For the time being. Because while the Lord intended us to spread out across the globe, to fill the earth and subdue it – the one and only commandment we as humanity have actually managed to fulfill and then some – now that we have, we’ve gone back to congregating in cities, and constructing huge buildings to better accommodate our need to do so. And to better facilitate this urge, we continue to develop technologies to upgrade and maintain these cities: means of transportation for both cargo and people; sewage and purification systems to keep things clean; communications systems to better keep up with the outside world and its effects on the local scale.
All of which are subject to wear and tear, until everything eventually falls to Ozymandian ruin.
Of course, it’s not as if we’re necessarily building things as monuments to ourselves, as such, as just making our individual ways in the world, meeting our own needs by determining how to meet others’ (and determining what we can charge those others for what we do to meet them). Our world – at least the way I see it – is more mercenary that memorializing. But regardless of the cause, the effect is the same; we continue to build Babels – or at least, establish local franchises of Babel, Incorporated – throughout the world, in defiance of the laws of entropy.

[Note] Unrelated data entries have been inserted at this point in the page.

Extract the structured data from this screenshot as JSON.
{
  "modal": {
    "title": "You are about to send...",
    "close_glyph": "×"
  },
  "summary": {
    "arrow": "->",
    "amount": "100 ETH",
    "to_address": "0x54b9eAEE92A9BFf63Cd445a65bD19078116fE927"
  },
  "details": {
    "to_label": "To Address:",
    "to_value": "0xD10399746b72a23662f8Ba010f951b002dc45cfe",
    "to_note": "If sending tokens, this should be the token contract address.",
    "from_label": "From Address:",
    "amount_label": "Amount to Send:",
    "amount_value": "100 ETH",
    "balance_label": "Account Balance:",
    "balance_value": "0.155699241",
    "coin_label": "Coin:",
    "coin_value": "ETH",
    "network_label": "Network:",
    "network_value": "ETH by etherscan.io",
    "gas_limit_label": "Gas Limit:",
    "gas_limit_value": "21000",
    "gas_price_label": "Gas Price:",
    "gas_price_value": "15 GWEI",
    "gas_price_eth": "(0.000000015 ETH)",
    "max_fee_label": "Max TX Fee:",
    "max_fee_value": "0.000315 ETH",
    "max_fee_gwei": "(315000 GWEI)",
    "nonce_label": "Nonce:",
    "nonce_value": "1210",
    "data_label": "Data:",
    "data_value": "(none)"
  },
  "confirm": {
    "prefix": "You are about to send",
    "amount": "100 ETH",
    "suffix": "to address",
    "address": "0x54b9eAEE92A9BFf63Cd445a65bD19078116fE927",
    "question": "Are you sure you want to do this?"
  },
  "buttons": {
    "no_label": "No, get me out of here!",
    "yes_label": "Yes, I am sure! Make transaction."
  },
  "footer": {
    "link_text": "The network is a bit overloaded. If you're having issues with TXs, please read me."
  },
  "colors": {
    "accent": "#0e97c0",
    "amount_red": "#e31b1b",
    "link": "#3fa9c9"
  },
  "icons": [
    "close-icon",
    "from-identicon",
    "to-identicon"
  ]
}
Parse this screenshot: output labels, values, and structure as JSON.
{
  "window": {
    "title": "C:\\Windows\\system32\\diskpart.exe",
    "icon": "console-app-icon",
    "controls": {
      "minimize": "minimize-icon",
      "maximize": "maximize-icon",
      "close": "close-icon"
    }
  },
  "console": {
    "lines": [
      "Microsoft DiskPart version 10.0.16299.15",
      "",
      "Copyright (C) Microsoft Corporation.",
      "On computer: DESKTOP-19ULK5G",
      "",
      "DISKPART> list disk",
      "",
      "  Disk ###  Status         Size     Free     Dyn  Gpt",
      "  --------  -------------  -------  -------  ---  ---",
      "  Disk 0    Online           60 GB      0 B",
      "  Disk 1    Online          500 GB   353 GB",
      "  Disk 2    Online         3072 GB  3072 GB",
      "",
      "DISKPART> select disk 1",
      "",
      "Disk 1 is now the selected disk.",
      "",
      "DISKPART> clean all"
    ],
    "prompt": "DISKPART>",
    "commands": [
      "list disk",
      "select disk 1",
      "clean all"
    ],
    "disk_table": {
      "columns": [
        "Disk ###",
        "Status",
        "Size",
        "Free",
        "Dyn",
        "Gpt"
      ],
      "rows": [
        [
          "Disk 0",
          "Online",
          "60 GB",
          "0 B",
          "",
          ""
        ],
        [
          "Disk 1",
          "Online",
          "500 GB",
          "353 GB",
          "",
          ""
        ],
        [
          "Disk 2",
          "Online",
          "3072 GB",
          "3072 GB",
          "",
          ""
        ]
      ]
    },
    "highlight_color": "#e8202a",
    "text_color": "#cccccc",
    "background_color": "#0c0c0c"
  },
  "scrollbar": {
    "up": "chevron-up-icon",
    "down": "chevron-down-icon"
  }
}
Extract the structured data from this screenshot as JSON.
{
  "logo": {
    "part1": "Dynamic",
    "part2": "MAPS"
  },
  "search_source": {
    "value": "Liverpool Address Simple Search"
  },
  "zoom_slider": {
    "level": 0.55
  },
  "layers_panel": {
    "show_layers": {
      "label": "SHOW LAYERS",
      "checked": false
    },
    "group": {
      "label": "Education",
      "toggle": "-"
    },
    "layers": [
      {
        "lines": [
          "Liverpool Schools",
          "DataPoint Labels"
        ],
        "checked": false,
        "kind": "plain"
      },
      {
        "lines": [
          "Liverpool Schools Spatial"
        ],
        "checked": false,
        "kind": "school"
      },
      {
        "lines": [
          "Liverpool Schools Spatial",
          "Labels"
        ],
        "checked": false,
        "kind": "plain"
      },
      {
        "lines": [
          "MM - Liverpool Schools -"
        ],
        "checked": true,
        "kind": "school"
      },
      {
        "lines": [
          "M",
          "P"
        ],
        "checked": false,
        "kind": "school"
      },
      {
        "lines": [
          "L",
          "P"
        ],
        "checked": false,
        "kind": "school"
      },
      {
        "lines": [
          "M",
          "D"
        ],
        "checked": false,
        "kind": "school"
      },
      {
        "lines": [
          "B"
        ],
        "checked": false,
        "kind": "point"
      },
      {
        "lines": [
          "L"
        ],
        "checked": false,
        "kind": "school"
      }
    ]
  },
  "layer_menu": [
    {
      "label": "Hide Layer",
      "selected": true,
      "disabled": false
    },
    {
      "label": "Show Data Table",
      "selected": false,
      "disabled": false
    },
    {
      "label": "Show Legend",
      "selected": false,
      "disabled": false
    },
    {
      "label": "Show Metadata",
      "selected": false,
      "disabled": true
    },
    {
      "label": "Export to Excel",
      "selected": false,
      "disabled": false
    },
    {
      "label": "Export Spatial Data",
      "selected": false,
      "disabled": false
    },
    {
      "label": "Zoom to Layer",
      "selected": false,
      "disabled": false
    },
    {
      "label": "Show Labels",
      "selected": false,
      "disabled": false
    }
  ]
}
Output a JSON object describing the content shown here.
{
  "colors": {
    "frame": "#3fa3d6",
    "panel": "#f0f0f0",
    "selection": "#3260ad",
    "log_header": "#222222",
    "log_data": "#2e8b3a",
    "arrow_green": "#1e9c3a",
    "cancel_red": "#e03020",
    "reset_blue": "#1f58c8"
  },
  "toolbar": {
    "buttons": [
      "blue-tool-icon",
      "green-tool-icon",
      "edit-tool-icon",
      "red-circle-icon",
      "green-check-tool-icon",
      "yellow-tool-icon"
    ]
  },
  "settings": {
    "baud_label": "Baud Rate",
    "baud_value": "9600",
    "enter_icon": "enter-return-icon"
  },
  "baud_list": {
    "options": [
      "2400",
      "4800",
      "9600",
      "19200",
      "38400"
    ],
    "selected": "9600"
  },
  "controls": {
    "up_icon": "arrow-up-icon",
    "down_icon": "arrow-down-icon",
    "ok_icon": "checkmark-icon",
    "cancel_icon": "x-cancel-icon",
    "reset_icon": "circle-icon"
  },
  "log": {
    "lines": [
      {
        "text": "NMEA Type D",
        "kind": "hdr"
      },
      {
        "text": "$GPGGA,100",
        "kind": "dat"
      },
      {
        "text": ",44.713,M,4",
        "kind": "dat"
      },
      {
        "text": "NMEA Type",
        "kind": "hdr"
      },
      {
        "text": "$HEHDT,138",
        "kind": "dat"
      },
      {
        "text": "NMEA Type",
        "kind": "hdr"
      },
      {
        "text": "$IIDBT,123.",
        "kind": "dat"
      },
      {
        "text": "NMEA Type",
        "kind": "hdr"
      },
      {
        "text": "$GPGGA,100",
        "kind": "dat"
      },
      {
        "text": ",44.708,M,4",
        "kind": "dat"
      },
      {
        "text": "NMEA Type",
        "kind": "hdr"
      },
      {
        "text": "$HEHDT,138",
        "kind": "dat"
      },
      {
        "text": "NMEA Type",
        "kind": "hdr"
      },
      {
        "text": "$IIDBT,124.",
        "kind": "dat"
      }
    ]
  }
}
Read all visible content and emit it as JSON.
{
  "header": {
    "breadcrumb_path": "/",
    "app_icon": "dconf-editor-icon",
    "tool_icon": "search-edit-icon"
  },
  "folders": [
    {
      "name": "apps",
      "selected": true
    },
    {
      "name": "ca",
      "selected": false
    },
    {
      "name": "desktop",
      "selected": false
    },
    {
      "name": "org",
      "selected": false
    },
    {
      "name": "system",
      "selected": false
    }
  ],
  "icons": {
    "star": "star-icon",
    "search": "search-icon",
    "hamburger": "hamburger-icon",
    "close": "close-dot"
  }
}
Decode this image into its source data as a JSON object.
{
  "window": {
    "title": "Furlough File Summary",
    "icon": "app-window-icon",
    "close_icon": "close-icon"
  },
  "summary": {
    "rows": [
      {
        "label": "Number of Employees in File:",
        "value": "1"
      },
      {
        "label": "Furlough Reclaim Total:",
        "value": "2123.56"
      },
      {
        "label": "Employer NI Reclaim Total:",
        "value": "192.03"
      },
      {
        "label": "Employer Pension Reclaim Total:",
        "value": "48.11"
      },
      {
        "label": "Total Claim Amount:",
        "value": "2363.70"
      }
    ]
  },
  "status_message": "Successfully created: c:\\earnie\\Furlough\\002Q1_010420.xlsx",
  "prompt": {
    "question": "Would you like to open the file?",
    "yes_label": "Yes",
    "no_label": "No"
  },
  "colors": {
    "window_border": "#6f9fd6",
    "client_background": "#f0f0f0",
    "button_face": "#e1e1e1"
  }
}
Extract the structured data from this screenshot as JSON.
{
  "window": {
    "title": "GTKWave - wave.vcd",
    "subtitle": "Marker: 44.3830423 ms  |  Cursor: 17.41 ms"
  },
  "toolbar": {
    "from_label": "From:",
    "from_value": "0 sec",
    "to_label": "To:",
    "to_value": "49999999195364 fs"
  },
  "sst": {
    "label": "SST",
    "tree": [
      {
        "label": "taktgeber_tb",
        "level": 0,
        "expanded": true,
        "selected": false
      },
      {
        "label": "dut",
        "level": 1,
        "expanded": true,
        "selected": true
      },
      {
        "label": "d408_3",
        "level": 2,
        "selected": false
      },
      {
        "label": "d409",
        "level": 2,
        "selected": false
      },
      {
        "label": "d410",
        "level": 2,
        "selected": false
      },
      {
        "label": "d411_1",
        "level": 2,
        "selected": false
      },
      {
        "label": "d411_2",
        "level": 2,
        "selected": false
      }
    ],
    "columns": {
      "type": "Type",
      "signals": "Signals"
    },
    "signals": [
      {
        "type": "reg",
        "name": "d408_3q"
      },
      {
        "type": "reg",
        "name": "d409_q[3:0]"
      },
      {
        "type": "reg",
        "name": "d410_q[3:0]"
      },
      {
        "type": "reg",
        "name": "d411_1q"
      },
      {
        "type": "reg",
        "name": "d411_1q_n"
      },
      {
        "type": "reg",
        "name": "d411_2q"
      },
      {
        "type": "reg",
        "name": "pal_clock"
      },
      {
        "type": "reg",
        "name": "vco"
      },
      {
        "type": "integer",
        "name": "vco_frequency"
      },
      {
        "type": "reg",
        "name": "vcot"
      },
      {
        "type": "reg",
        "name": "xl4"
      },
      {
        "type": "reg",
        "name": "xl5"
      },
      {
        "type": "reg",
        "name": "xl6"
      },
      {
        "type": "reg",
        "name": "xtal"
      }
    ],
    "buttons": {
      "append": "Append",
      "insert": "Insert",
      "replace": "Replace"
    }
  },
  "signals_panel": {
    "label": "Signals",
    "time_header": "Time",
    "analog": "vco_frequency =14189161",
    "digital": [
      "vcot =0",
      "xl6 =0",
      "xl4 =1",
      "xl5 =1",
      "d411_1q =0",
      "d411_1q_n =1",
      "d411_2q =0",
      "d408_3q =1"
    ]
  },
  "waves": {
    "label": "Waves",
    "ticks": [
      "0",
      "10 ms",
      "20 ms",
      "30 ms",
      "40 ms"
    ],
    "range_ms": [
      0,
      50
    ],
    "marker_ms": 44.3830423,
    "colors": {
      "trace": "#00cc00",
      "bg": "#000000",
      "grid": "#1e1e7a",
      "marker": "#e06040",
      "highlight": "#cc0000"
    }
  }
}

While the natural world continues to tend toward decline and decay, we keep insisting that we can keep improving, with the sum total of cumulative knowledge growing exponentially with every day.
And despite the fact that this is a massive collective effort on our part, we seem to forget that this is a deliberate attempt to be an exception to the physical laws of nature; we attempt to convince ourselves that the cosmos itself brought us to this point by pure eventual happenstance, like the infinite number of monkeys that brought us Hamlet and Macbeth. Which simply isn’t so.
All I envisioned as I closed my eyes last night was the slowly-forming cracks in the concrete of the parking garage underneath some great apartment complex – or even some famed superstructure like the John Hancock or the Sears Tower. We can only defy entropy for some long, though; these things will come to an end at some point.
And God help those nearby when they fall.